Lithium-ion batteries are increasingly used as energy storage devices today due to their excellent energy capacity and voltage characteristics. However, the limited window of electrochemical stability for lithium-ion battery electrolytes constrains the development of devices with higher voltages and longer lifetimes. Conventional carbonate electrolytes degrade under conditions of high heat or voltage to form electrode surface films, leading to capacity fade, impedance increase, and reduced performance over time. Additionally, these electrolytes present a safety risk due to degradation at high temperatures. Therefore, the development of electrolyte systems with increased thermal and electrochemical stability is a relevant issue in battery development.

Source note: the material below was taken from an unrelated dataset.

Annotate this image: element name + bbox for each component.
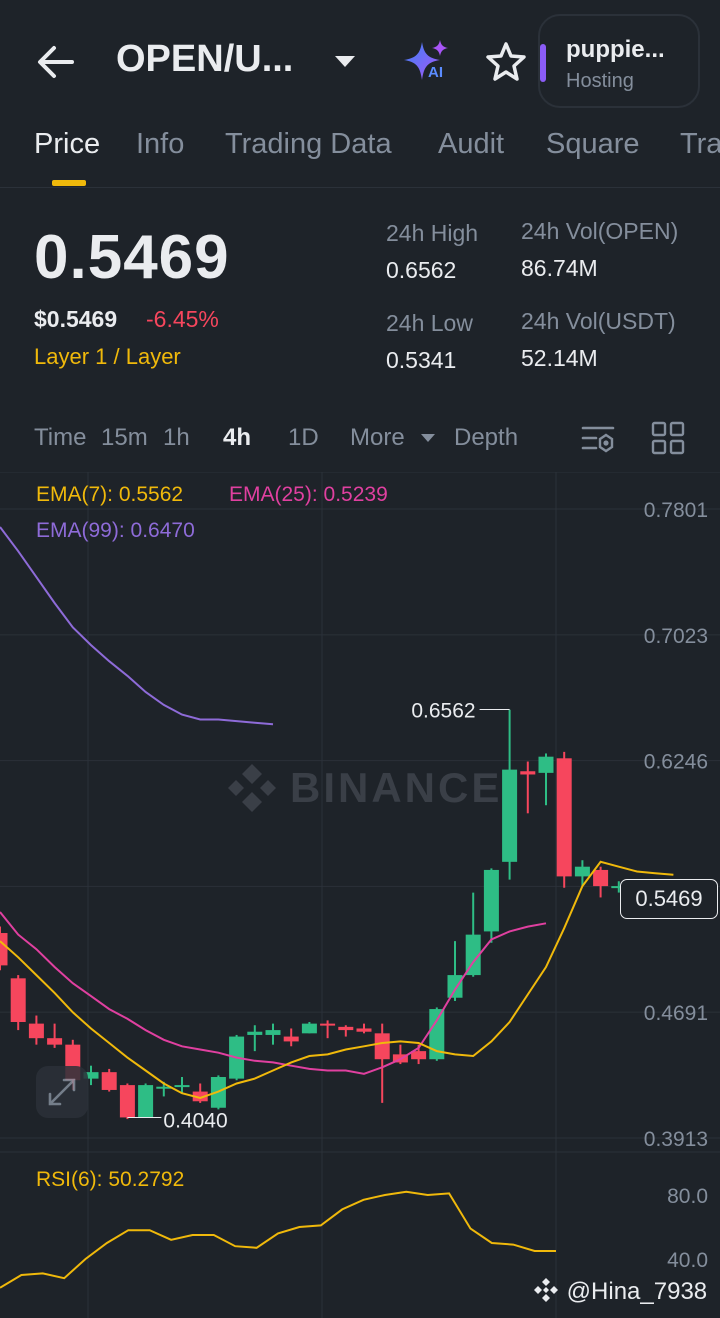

Organosilicon solvents for battery electrolytes, developed by Silatronix, Inc. with the University of Wisconsin-Madison, have demonstrated improved oxidative stability, reduced gassing, and increased thermal stability. Our work characterizes the thermal and electrochemical behavior of these organosilicon electrolytes by accelerated aging with high heat and extreme potentials. We show evidence of inhibited thermal degradation and propose mechanisms for protection of the lithium salt in organosilicon electrolytes. We identify mechanisms of electrochemical stability and degradation at high voltages against model platinum electrodes. Electroanalytical voltammetry shows increased oxidative stability of the organosilicon electrolytes compared with carbonates. Multinuclear NMR is used to identify and quantify the soluble post-mortem electrochemical products. Voltage and electrolyte composition dependence of surface film product are tracked by x-ray photoelectron spectroscopy. These investigations of solvent-mediated mechanisms of enhanced electrochemical stability enable the future development of advanced high stability electrolytes.